Many intellectuals were drawn into the myth surrounding a purportedly democratic transition process. By actively participating in advisory roles, they inadvertently lent credibility to a system that lacked true democratic principles. Their failure to critically examine the underlying foundations of this transition program represents a significant intellectual oversight.

The Repetition of History:

The aftermath of June 12 has had lasting repercussions for Nigeria, as the country seems trapped in a cycle of repeating past mistakes. Key issues such as electoral malpractice, the dominance of elites over democratic institutions, and the suppression of dissent are still prevalent in the political landscape. Unfortunately, society has not fully grasped or embraced the vital lessons from June 12, indicating a failure to learn from history.

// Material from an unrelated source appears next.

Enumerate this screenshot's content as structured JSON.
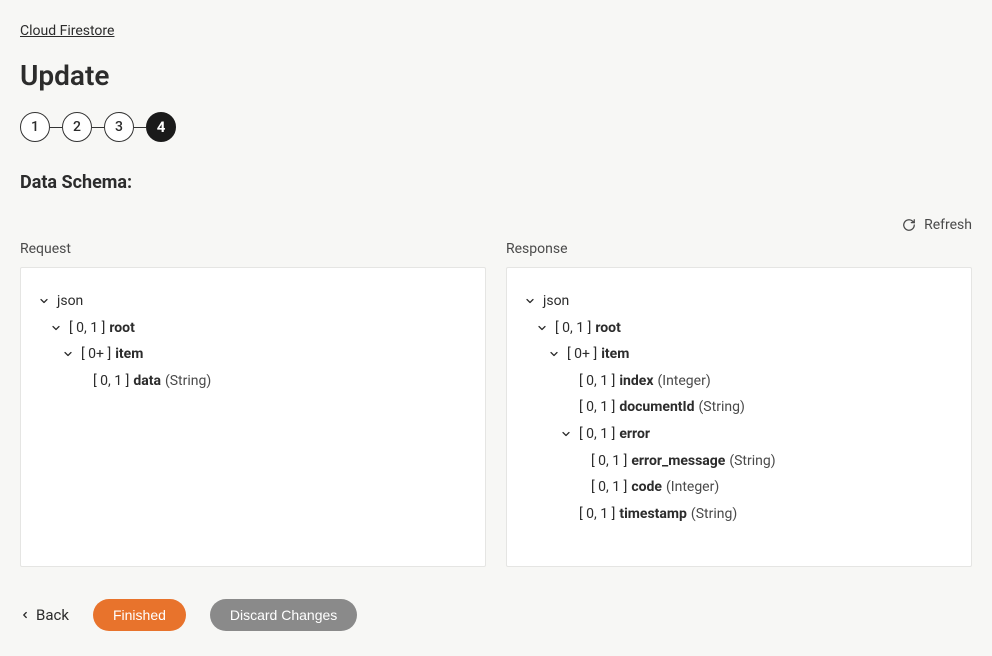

The recurring failures In Nigeria’s democracy highlight a deeper intellectual shortcoming, as there is a reluctance to engage in critical self-reflection and necessary institutional reform. It is simpler for leaders to honour June 12 through ceremonies and speeches rather than address the uncomfortable realities that emerge from this historical moment.

A Path to Redemption:

Nigeria needs to initiate a new democratic renaissance to address the intellectual shortcomings highlighted on June 12. This revival should focus on enhancing civic education, implementing institutional reforms, and reaffirming a strong commitment to democratic values.

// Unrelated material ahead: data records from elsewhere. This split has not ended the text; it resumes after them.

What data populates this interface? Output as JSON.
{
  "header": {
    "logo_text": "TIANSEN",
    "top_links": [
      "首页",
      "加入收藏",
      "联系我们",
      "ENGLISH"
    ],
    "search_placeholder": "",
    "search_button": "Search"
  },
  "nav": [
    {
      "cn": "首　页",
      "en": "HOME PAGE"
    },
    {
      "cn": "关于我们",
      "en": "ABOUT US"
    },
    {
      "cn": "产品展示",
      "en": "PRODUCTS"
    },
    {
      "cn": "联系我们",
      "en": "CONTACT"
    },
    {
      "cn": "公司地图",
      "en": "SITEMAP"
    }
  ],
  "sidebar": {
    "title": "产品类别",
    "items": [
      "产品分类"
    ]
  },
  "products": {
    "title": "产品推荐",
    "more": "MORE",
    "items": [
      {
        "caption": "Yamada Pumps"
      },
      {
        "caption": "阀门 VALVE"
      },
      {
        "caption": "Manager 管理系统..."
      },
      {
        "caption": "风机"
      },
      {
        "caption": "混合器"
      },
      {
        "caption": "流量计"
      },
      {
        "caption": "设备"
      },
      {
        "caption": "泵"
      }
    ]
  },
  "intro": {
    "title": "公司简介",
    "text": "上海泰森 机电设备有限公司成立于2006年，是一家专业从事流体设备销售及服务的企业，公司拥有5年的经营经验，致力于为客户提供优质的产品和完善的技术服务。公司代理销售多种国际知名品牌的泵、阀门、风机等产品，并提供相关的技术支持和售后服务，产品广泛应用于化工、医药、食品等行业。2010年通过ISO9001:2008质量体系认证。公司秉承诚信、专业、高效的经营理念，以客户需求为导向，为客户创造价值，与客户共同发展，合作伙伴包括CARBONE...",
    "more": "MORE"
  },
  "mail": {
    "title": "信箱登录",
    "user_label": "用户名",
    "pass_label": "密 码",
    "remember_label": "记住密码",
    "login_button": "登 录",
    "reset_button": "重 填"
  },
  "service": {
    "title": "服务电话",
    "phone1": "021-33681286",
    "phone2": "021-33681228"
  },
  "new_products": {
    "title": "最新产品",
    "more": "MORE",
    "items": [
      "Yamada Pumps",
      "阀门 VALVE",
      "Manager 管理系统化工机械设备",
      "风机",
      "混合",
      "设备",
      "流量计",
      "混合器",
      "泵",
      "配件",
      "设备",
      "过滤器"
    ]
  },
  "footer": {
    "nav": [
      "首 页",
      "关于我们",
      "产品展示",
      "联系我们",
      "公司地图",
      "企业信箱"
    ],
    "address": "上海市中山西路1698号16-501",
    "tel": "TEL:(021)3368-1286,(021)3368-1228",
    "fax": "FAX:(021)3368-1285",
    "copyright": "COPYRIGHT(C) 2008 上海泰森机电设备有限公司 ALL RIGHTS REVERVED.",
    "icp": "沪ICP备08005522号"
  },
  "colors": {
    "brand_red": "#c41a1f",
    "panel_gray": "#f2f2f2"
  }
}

1. Enhancing civic education within society is essential to ensuring the vitality of democracy. This involves prioritizing the teaching of democratic principles, critical thinking, and active citizenship in schools, universities, and media outlets. By doing so, citizens will become more aware of their rights and responsibilities, thus fostering a more engaged and informed populace.

2. Strengthen Institutions: A functioning democracy requires that the judiciary, electoral commission, and legislature operate without political interference. Achieving this necessitates legal reforms and a significant cultural shift in how power is exercised and contested within society.

3. Empower a New Generation of Public Intellectuals: Nigeria requires independent thinkers who prioritize democratic values over ethnic or political affiliations. These intellectuals should courageously challenge authority and advocate for democratic principles, unafraid of potential repercussions.

4. Confront the Past Honestly: The June 12 crisis serves as an important historical event that should be incorporated into school curricula and discussed in public forums. It carries significant moral lessons that are essential for understanding the past. By acknowledging and confronting this history, Nigeria can work towards establishing a more just and democratic future.

Conclusion: Democracy as a Moral Imperative

June 12 serves as a powerful reminder of Nigeria’s complex democratic journey, highlighting both its potential and challenges. Rather than merely marking the date with hollow statements, engaging in a genuine reflection on the past is essential. The mistakes of that time—characterized by silence, complicity, and ideological failures—should not be repeated. As we honour this day, we must recommit ourselves to the ideals embodied by Abiola’s victory, including justice, unity, and the empowerment of the people.

Democracy transcends being merely a system of governance; it is fundamentally a moral obligation. Every citizen, particularly those influential in shaping public opinion, has the responsibility to uphold and defend democratic principles with bravery, clarity, and firm conviction.